L’arte marziale dolce cinese può far molto in caso di disturbi alle articolazioni e patologie tanto al sistema cardiovascolare quanto a quello gastrointestinale. E fornisce quella serenità che merita chi è già da qualche anno al mondo e si prepara per raccogliere quanto “seminato”.

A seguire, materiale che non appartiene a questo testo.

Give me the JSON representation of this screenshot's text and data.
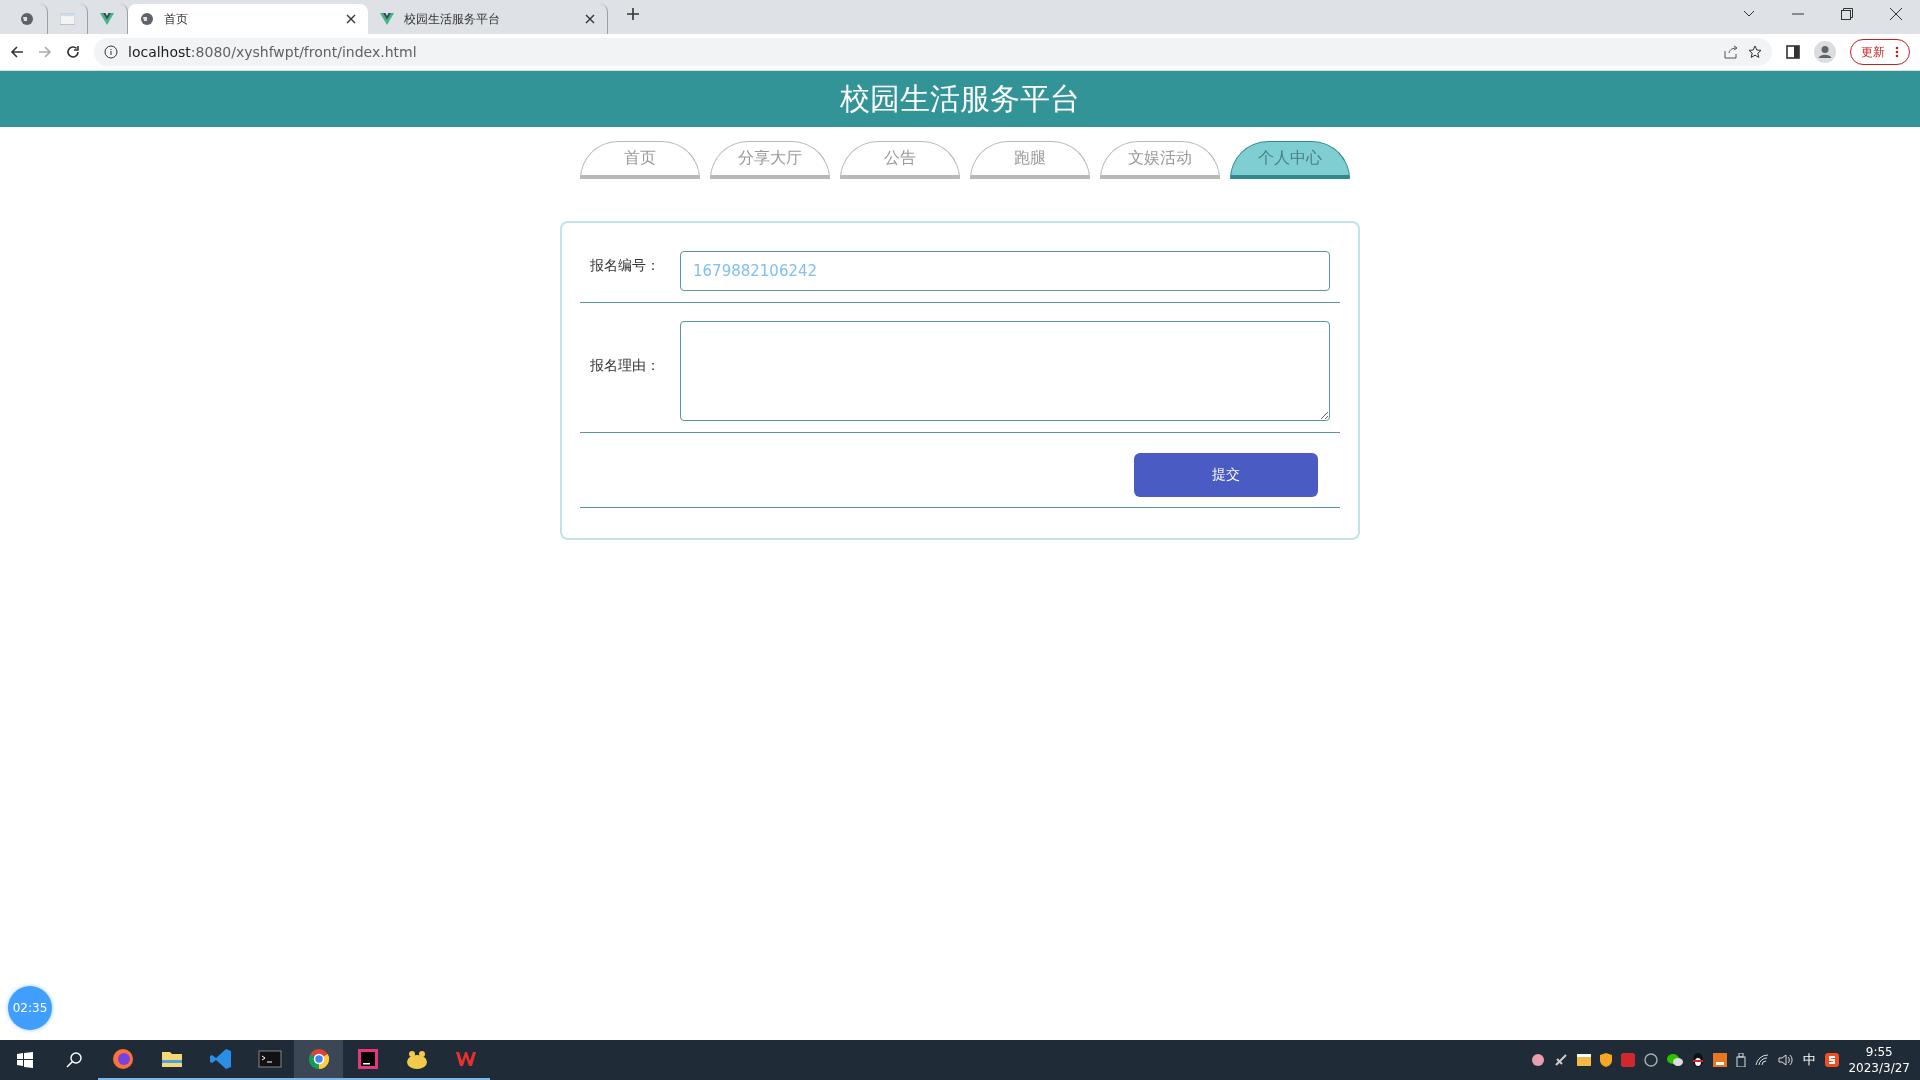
{
  "browser": {
    "tabs": [
      {
        "kind": "globe",
        "selected": false
      },
      {
        "kind": "page",
        "selected": false
      },
      {
        "kind": "vue",
        "selected": false
      },
      {
        "kind": "globe",
        "title": "首页",
        "selected": true
      },
      {
        "kind": "vue",
        "title": "校园生活服务平台",
        "selected": false
      }
    ],
    "url_host": "localhost",
    "url_rest": ":8080/xyshfwpt/front/index.html",
    "update_label": "更新"
  },
  "header": {
    "title": "校园生活服务平台"
  },
  "nav": [
    {
      "label": "首页",
      "selected": false
    },
    {
      "label": "分享大厅",
      "selected": false
    },
    {
      "label": "公告",
      "selected": false
    },
    {
      "label": "跑腿",
      "selected": false
    },
    {
      "label": "文娱活动",
      "selected": false
    },
    {
      "label": "个人中心",
      "selected": true
    }
  ],
  "form": {
    "fields": [
      {
        "kind": "input",
        "label": "报名编号：",
        "value": "1679882106242"
      },
      {
        "kind": "textarea",
        "label": "报名理由："
      }
    ],
    "submit": "提交"
  },
  "timer": "02:35",
  "taskbar": {
    "apps": [
      {
        "kind": "firefox",
        "selected": false
      },
      {
        "kind": "folder",
        "selected": false
      },
      {
        "kind": "vscode",
        "selected": false
      },
      {
        "kind": "terminal",
        "selected": false
      },
      {
        "kind": "chrome",
        "selected": true
      },
      {
        "kind": "idea",
        "selected": false
      },
      {
        "kind": "blob",
        "selected": false
      },
      {
        "kind": "wps",
        "selected": false
      }
    ],
    "ime": "中",
    "time": "9:55",
    "date": "2023/3/27"
  }
}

I più anziani che praticano il Tai Chi hanno meno probabilità di subire cadute pericolose. Chi in età avanzata si dedica a questa antica arte marziale cinese, fatta di movimenti lenti e fluidi, previene capitomboli che altrimenti potrebbero essere rovinosi ed evita così fratture.
Il merito sta tutto nei benefici che sopraggiungono per la massa ossea e muscolare. A sostenerlo è un team di ricercatori dell’Oregon Research Institute che sulle pagine di Jama racconta come un programma di lezioni di Tai chi, mirate sul miglioramento dell’equilibrio, sia stato significativamente più efficace nel ridurre il rischio di cadute negli anziani.

Il Tai Chi, o taijiquan, è allo stesso tempo una tecnica legata al movimento fisico, volta a mantenere il corpo in movimento e praticare l’equilibrio, e un’autentica filosofia di vita che affonda le sue radici in antichissime teorie come quella del Bagua, dell’Yi Jing, ovvero dell’eterna alleanza degli opposti e, più in generale, del Taoismo.

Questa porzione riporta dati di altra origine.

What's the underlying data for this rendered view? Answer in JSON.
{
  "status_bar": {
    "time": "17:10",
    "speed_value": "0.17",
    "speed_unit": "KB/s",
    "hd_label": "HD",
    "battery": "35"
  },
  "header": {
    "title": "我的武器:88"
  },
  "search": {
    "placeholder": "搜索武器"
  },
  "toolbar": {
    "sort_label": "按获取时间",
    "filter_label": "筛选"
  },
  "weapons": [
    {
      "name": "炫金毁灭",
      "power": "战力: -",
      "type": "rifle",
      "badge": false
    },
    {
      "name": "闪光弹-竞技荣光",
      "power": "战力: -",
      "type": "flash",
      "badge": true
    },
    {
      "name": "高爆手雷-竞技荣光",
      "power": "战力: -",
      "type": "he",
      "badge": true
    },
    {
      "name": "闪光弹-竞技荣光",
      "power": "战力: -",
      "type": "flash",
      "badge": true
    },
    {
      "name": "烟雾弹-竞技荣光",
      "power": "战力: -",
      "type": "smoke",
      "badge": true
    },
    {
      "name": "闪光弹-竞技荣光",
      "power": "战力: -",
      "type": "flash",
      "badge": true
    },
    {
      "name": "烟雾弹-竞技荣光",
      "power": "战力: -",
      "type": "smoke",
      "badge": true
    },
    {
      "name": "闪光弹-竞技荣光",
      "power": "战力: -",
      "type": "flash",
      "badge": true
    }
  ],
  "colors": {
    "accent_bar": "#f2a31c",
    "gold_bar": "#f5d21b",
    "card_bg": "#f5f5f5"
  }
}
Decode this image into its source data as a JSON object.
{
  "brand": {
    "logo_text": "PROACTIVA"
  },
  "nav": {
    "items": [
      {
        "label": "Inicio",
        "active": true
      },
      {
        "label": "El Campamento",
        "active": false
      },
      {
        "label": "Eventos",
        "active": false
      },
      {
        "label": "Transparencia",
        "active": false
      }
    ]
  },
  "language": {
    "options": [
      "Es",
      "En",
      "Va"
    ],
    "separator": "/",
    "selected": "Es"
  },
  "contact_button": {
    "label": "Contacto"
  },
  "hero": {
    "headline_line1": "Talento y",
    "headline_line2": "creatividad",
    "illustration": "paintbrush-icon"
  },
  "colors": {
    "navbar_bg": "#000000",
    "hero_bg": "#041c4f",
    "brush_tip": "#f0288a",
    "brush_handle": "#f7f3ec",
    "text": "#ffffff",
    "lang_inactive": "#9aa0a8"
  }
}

Consistente soprattutto in una serie di movimenti lenti e circolari che mimano una tecnica di autodifesa, il Tai Chi aveva già dimostrato di essere un potente toccasana per la salute degli anziani dopo i 60 anni.
Ora, le analisi recenti confermano che il Tai Chi, raccomandato per gli adulti più anziani perché è un esercizio a basso impatto che grava poco o per niente sulle articolazioni o sui muscoli, può aiutare a ridurre le cadute.

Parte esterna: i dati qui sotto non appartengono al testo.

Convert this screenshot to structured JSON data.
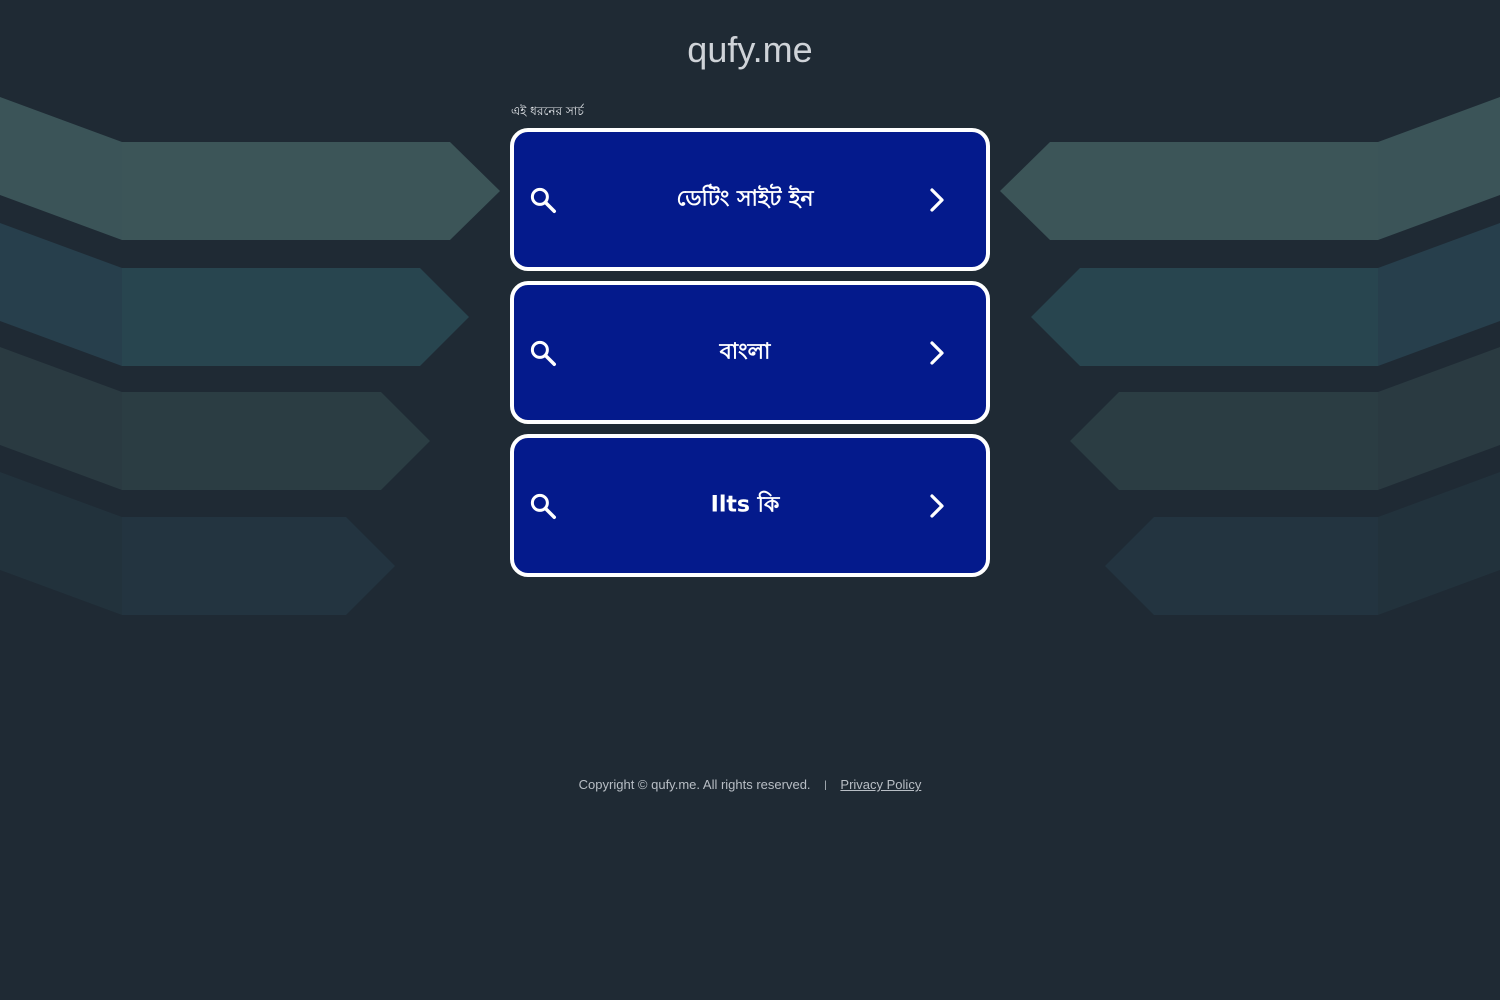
{
  "header": {
    "domain": "qufy.me"
  },
  "search": {
    "label": "এই ধরনের সার্চ"
  },
  "results": [
    {
      "label": "ডেটিং সাইট ইন",
      "icon": "search-icon",
      "arrow": "chevron-right-icon"
    },
    {
      "label": "বাংলা",
      "icon": "search-icon",
      "arrow": "chevron-right-icon"
    },
    {
      "label": "Ilts কি",
      "icon": "search-icon",
      "arrow": "chevron-right-icon"
    }
  ],
  "footer": {
    "copyright": "Copyright © qufy.me.  All rights reserved.",
    "separator": "|",
    "privacy": "Privacy Policy"
  },
  "colors": {
    "background": "#1f2a34",
    "button": "#041a8c",
    "button_border": "#ffffff"
  }
}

Lo studio ha coinvolto 670 adulti di circa 70 di età, residenti in 7 città dello stato statunitense dell’Oregon, che hanno riferito di essere caduti almeno una volta nei 12 mesi precedenti o che riportavano una ridotta mobilità. I partecipanti sono poi stati divisi in 3 gruppi: il primo ha seguito due lezioni settimanali di Tai chi di 60 minuti ciascuna per 6 mesi, mentre il secondo gruppo ha svolto con la stessa frequenza e intensità un programma di normale ginnastica aerobica. Infine, al terzo gruppo è stato chiesto di seguire un programma di allenamento basato su esercizi di stretching, respirazione e rilassamento.
Dopo sei mesi, il gruppo che ha seguito il Tai Chi ha dimostrato di avere il 58% in meno di probabilità di avere una caduta pericolosa rispetto al gruppo di stretching e il 31% in meno di probabilità rispetto al gruppo di esercizi multimodali. In totale, 733 cadute sono state registrate tra i partecipanti, di cui 85 nel gruppo del Tai Chi rispetto alle 112 nel gruppo di esercizi multimodali e alle 127 nel gruppo di stretching.

I ricercatori spiegano: “Dai dati è emerso che grazie al Tai chi i partecipanti hanno anche riportato prestazioni migliori sia da un punto di vista fisico che cognitivo”.